Federal safety officials are blaming risky driving behaviors for a spike in traffic fatalities across the United States last year, even though there were far fewer vehicles on the road due to widespread coronavirus shutdowns.

“Preliminary data tells us that during the national health emergency, fewer Americans drove, but those who did took more risks and had more fatal crashes,” The National Highway Traffic Safety Administration (NHTSA) said in an open letter addressed to the nation’s drivers.

2020 Traffic Accidents Claimed Over 28,000 Lives

While final numbers won’t be available until the spring, the agency estimates that 28,190 people died in traffic crashes from January through September of 2020, up from 26,941 in the same period of 2019.

Traffic deaths were up 0.6% during the first quarter of 2020 but fell 1.1% in the second quarter as coronavirus lockdowns kept motorists at home. Fatalities spiked 13.1% from July through September.
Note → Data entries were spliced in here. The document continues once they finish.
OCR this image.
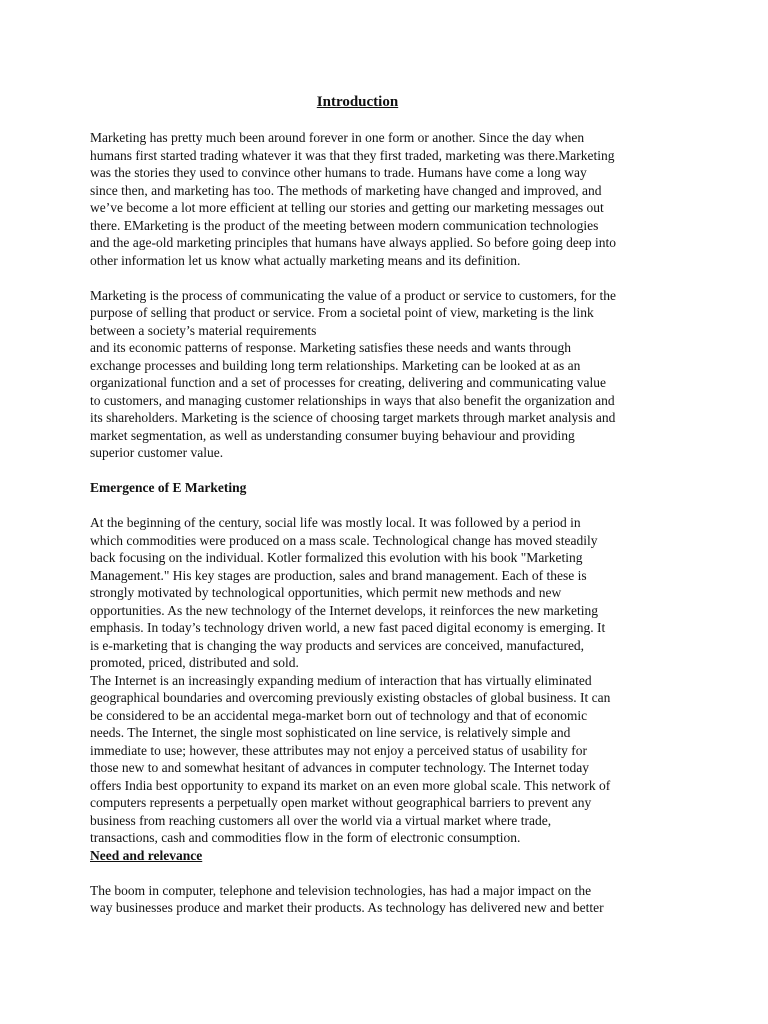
Introduction
Marketing has pretty much been around forever in one form or another. Since the day when
humans first started trading whatever it was that they first traded, marketing was there.Marketing
was the stories they used to convince other humans to trade. Humans have come a long way
since then, and marketing has too. The methods of marketing have changed and improved, and
we’ve become a lot more efficient at telling our stories and getting our marketing messages out
there. EMarketing is the product of the meeting between modern communication technologies
and the age-old marketing principles that humans have always applied. So before going deep into
other information let us know what actually marketing means and its definition.
Marketing is the process of communicating the value of a product or service to customers, for the
purpose of selling that product or service. From a societal point of view, marketing is the link
between a society’s material requirements
and its economic patterns of response. Marketing satisfies these needs and wants through
exchange processes and building long term relationships. Marketing can be looked at as an
organizational function and a set of processes for creating, delivering and communicating value
to customers, and managing customer relationships in ways that also benefit the organization and
its shareholders. Marketing is the science of choosing target markets through market analysis and
market segmentation, as well as understanding consumer buying behaviour and providing
superior customer value.
Emergence of E Marketing
At the beginning of the century, social life was mostly local. It was followed by a period in
which commodities were produced on a mass scale. Technological change has moved steadily
back focusing on the individual. Kotler formalized this evolution with his book "Marketing
Management." His key stages are production, sales and brand management. Each of these is
strongly motivated by technological opportunities, which permit new methods and new
opportunities. As the new technology of the Internet develops, it reinforces the new marketing
emphasis. In today’s technology driven world, a new fast paced digital economy is emerging. It
is e-marketing that is changing the way products and services are conceived, manufactured,
promoted, priced, distributed and sold.
The Internet is an increasingly expanding medium of interaction that has virtually eliminated
geographical boundaries and overcoming previously existing obstacles of global business. It can
be considered to be an accidental mega-market born out of technology and that of economic
needs. The Internet, the single most sophisticated on line service, is relatively simple and
immediate to use; however, these attributes may not enjoy a perceived status of usability for
those new to and somewhat hesitant of advances in computer technology. The Internet today
offers India best opportunity to expand its market on an even more global scale. This network of
computers represents a perpetually open market without geographical barriers to prevent any
business from reaching customers all over the world via a virtual market where trade,
transactions, cash and commodities flow in the form of electronic consumption.
Need and relevance
The boom in computer, telephone and television technologies, has had a major impact on the
way businesses produce and market their products. As technology has delivered new and better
In total, 11,260 people died on the nation’s roads in the third quarter of 2020, up from 9,953 in the same three-month period in 2019.
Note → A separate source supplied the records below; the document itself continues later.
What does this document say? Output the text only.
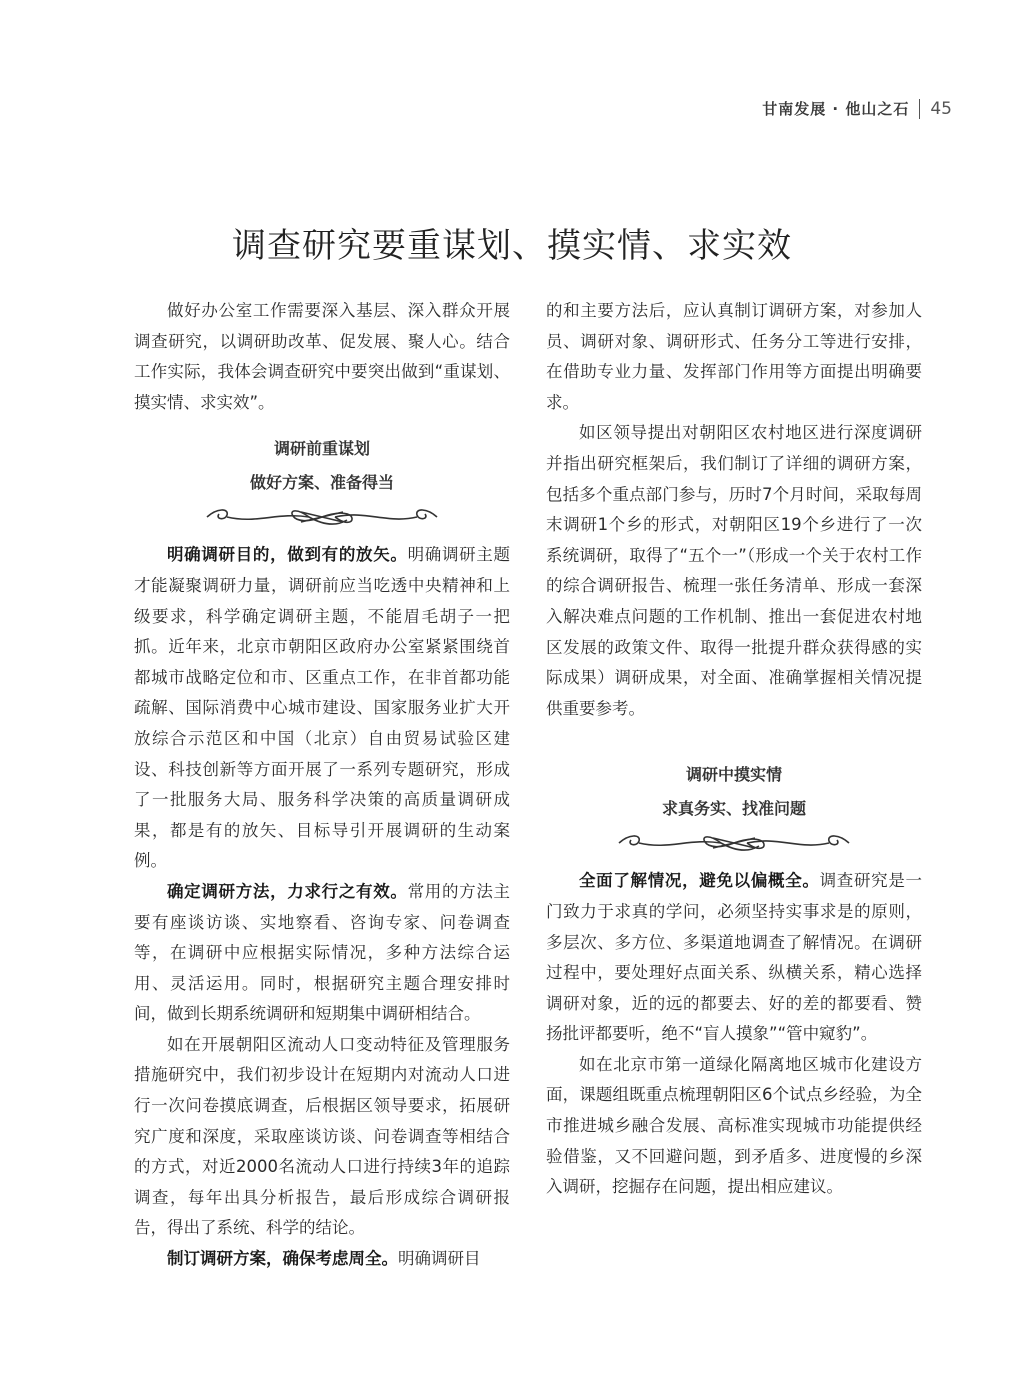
甘南发展 · 他山之石 45
调查研究要重谋划、摸实情、求实效

做好办公室工作需要深入基层、深入群众开展调查研究，以调研助改革、促发展、聚人心。结合工作实际，我体会调查研究中要突出做到“重谋划、摸实情、求实效”。

调研前重谋划
做好方案、准备得当

明确调研目的，做到有的放矢。明确调研主题才能凝聚调研力量，调研前应当吃透中央精神和上级要求，科学确定调研主题，不能眉毛胡子一把抓。近年来，北京市朝阳区政府办公室紧紧围绕首都城市战略定位和市、区重点工作，在非首都功能疏解、国际消费中心城市建设、国家服务业扩大开放综合示范区和中国（北京）自由贸易试验区建设、科技创新等方面开展了一系列专题研究，形成了一批服务大局、服务科学决策的高质量调研成果，都是有的放矢、目标导引开展调研的生动案例。

确定调研方法，力求行之有效。常用的方法主要有座谈访谈、实地察看、咨询专家、问卷调查等，在调研中应根据实际情况，多种方法综合运用、灵活运用。同时，根据研究主题合理安排时间，做到长期系统调研和短期集中调研相结合。

如在开展朝阳区流动人口变动特征及管理服务措施研究中，我们初步设计在短期内对流动人口进行一次问卷摸底调查，后根据区领导要求，拓展研究广度和深度，采取座谈访谈、问卷调查等相结合的方式，对近2000名流动人口进行持续3年的追踪调查，每年出具分析报告，最后形成综合调研报告，得出了系统、科学的结论。

制订调研方案，确保考虑周全。明确调研目

的和主要方法后，应认真制订调研方案，对参加人员、调研对象、调研形式、任务分工等进行安排，在借助专业力量、发挥部门作用等方面提出明确要求。

如区领导提出对朝阳区农村地区进行深度调研并指出研究框架后，我们制订了详细的调研方案，包括多个重点部门参与，历时7个月时间，采取每周末调研1个乡的形式，对朝阳区19个乡进行了一次系统调研，取得了“五个一”（形成一个关于农村工作的综合调研报告、梳理一张任务清单、形成一套深入解决难点问题的工作机制、推出一套促进农村地区发展的政策文件、取得一批提升群众获得感的实际成果）调研成果，对全面、准确掌握相关情况提供重要参考。

调研中摸实情
求真务实、找准问题

全面了解情况，避免以偏概全。调查研究是一门致力于求真的学问，必须坚持实事求是的原则，多层次、多方位、多渠道地调查了解情况。在调研过程中，要处理好点面关系、纵横关系，精心选择调研对象，近的远的都要去、好的差的都要看、赞扬批评都要听，绝不“盲人摸象”“管中窥豹”。

如在北京市第一道绿化隔离地区城市化建设方面，课题组既重点梳理朝阳区6个试点乡经验，为全市推进城乡融合发展、高标准实现城市功能提供经验借鉴，又不回避问题，到矛盾多、进度慢的乡深入调研，挖掘存在问题，提出相应建议。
The fatality rate jumped to 1.48 deaths per 100 million miles traveled as vehicle miles traveled declined 14.5% from 2019 levels in the first nine months of the year.
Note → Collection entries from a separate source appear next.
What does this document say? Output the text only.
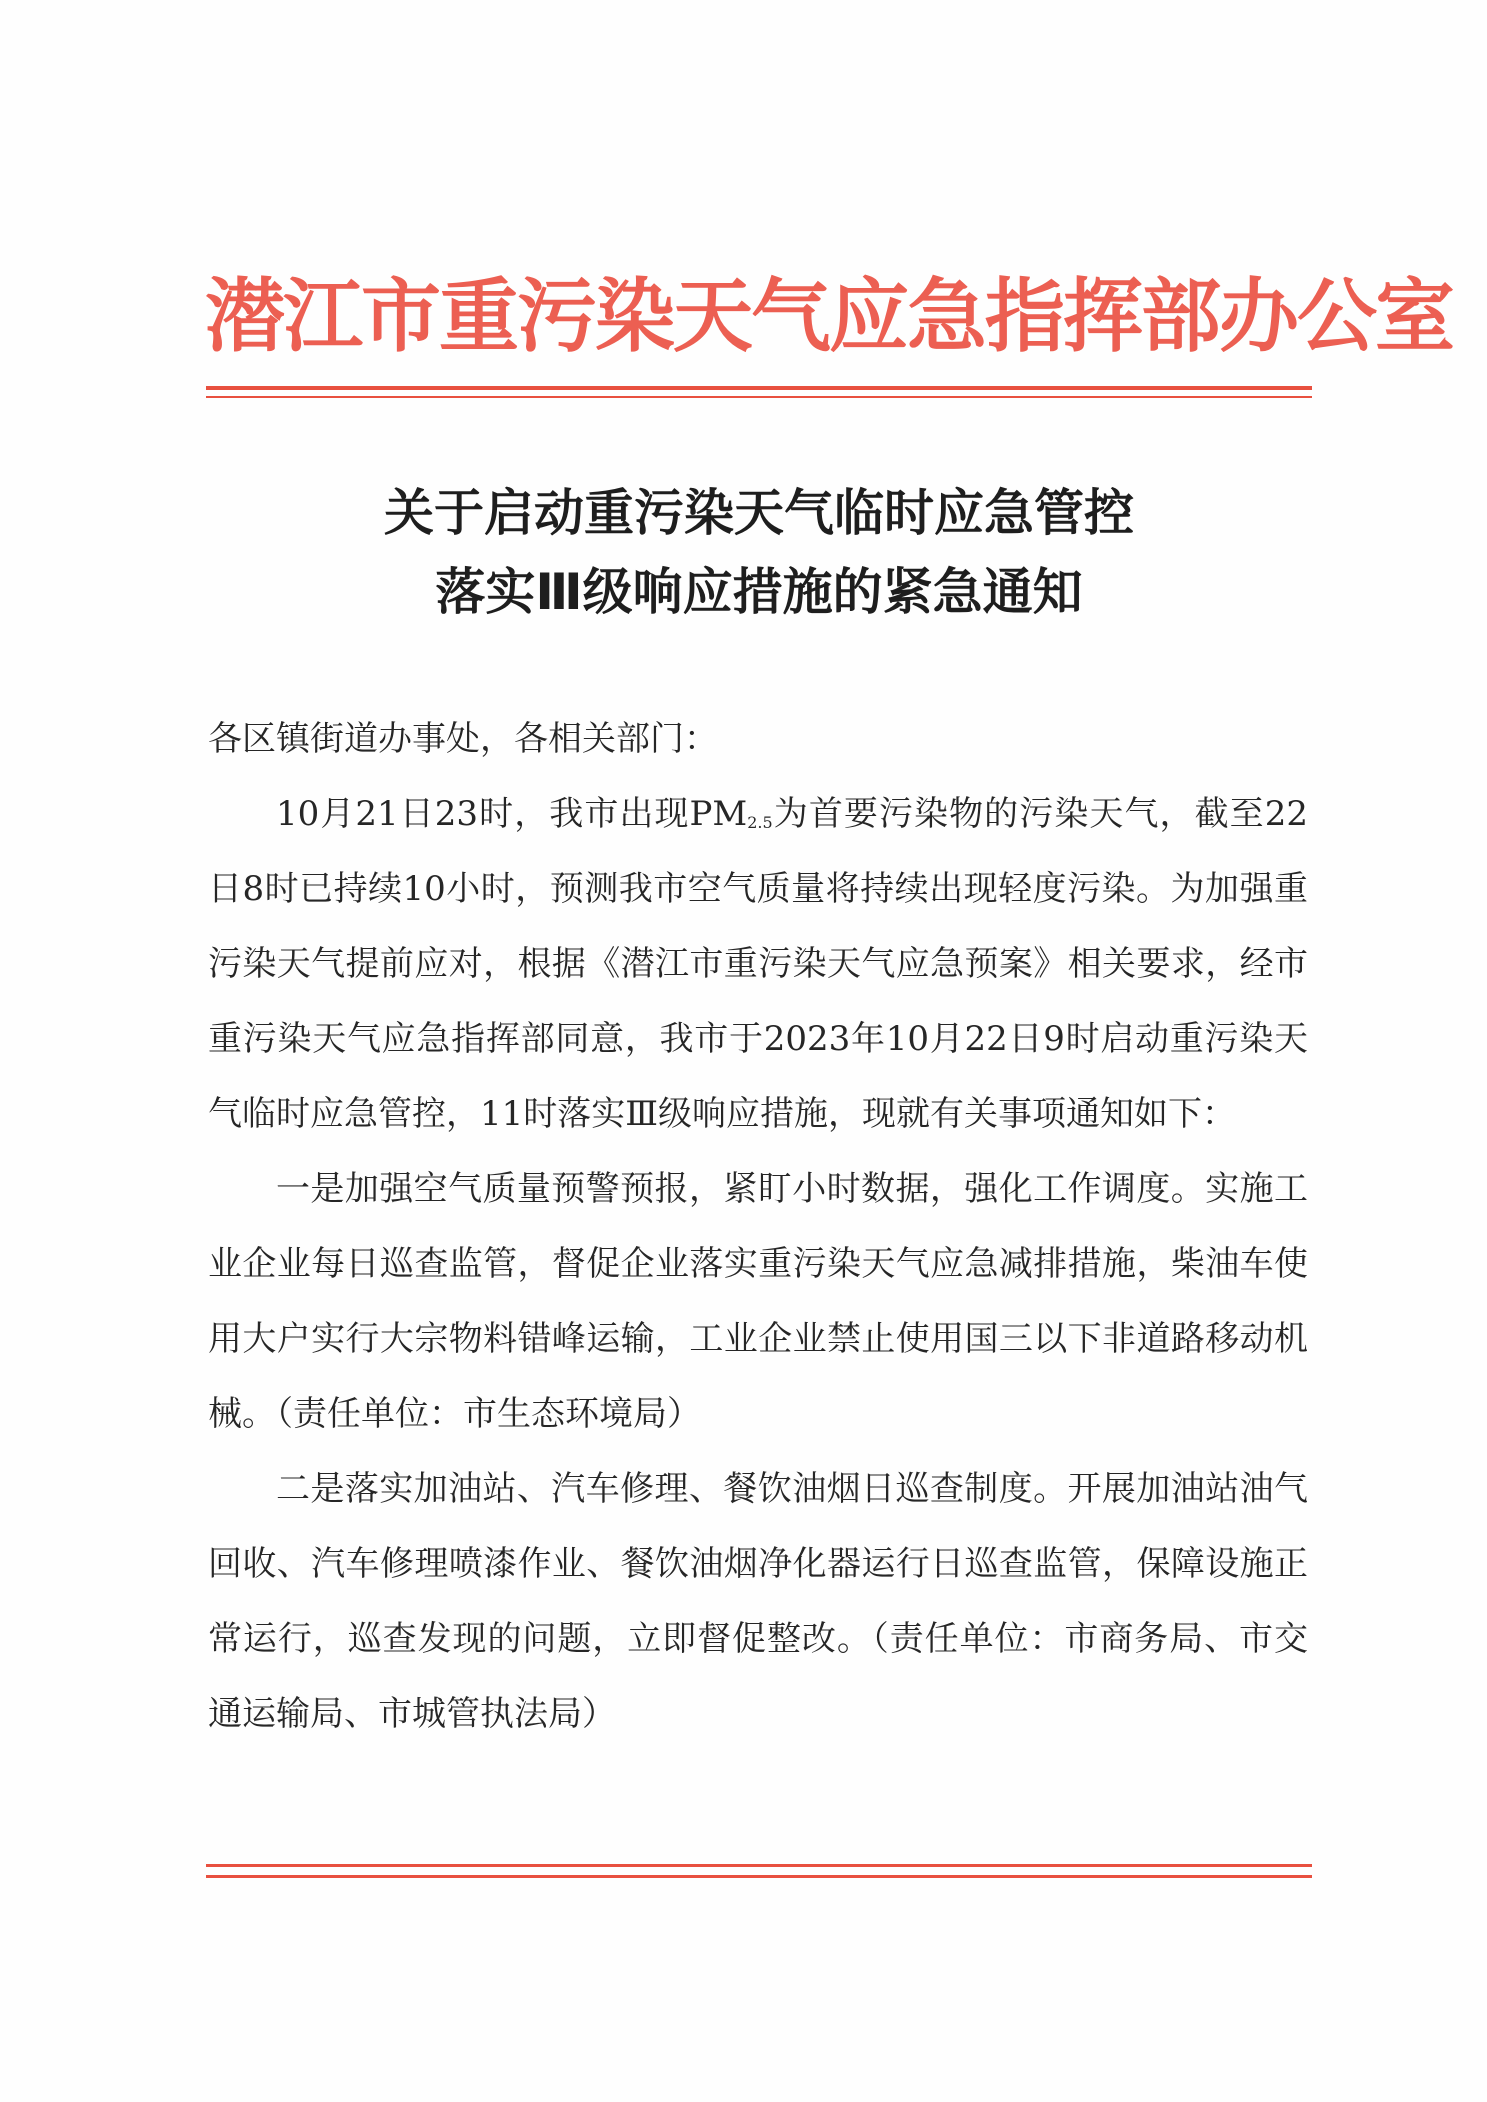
潜江市重污染天气应急指挥部办公室
关于启动重污染天气临时应急管控
落实Ⅲ级响应措施的紧急通知

各区镇街道办事处，各相关部门：

10月21日23时，我市出现$PM_{2.5}$为首要污染物的污染天气，截至22日8时已持续10小时，预测我市空气质量将持续出现轻度污染。为加强重污染天气提前应对，根据《潜江市重污染天气应急预案》相关要求，经市重污染天气应急指挥部同意，我市于2023年10月22日9时启动重污染天气临时应急管控，11时落实Ⅲ级响应措施，现就有关事项通知如下：

一是加强空气质量预警预报，紧盯小时数据，强化工作调度。实施工业企业每日巡查监管，督促企业落实重污染天气应急减排措施，柴油车使用大户实行大宗物料错峰运输，工业企业禁止使用国三以下非道路移动机械。（责任单位：市生态环境局）

二是落实加油站、汽车修理、餐饮油烟日巡查制度。开展加油站油气回收、汽车修理喷漆作业、餐饮油烟净化器运行日巡查监管，保障设施正常运行，巡查发现的问题，立即督促整改。（责任单位：市商务局、市交通运输局、市城管执法局）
Traffic Enforcement Also Declined During Pandemic Shutdowns

The decrease in traffic volume that resulted from the coronavirus shutdowns likely encouraged motorists to take more chances on the roads last year. But it appears risk-taking continued even as volume increased when restrictions eased.

“We think the big culprit is speeding,” Jonathan Adkins, executive director of the Governors Highway Safety Association, told the Associated Press.

“A big factor here is the lack of enforcement. We are hearing from many states that traffic stops have declined during COVID-19,” he continued. “Drivers feel like they can speed and get away with it.”

According to the NHTSA:

  • Average vehicle speeds in major metropolitan areas rose 22% in 2020.
  • 65% of drivers treated at trauma centers after serious accidents had drugs or alcohol in their systems last year compared to 50.6% before the pandemic.
  • Double the average number of people were thrown from vehicles during crashes, suggesting more weren’t wearing seatbelts.

“Most fatal crashes are linked to risky behavior,” the NHTSA added. “If you fail to obey the speed limit, to wear your seat belt, and to drive sober, your risk for a crash, and a fatal one at that, goes up. The law enforcement and EMS community across the country have made your road safety a priority—but they are already stretched thin and at risk. Please do not further burden them with your poor driving choices.”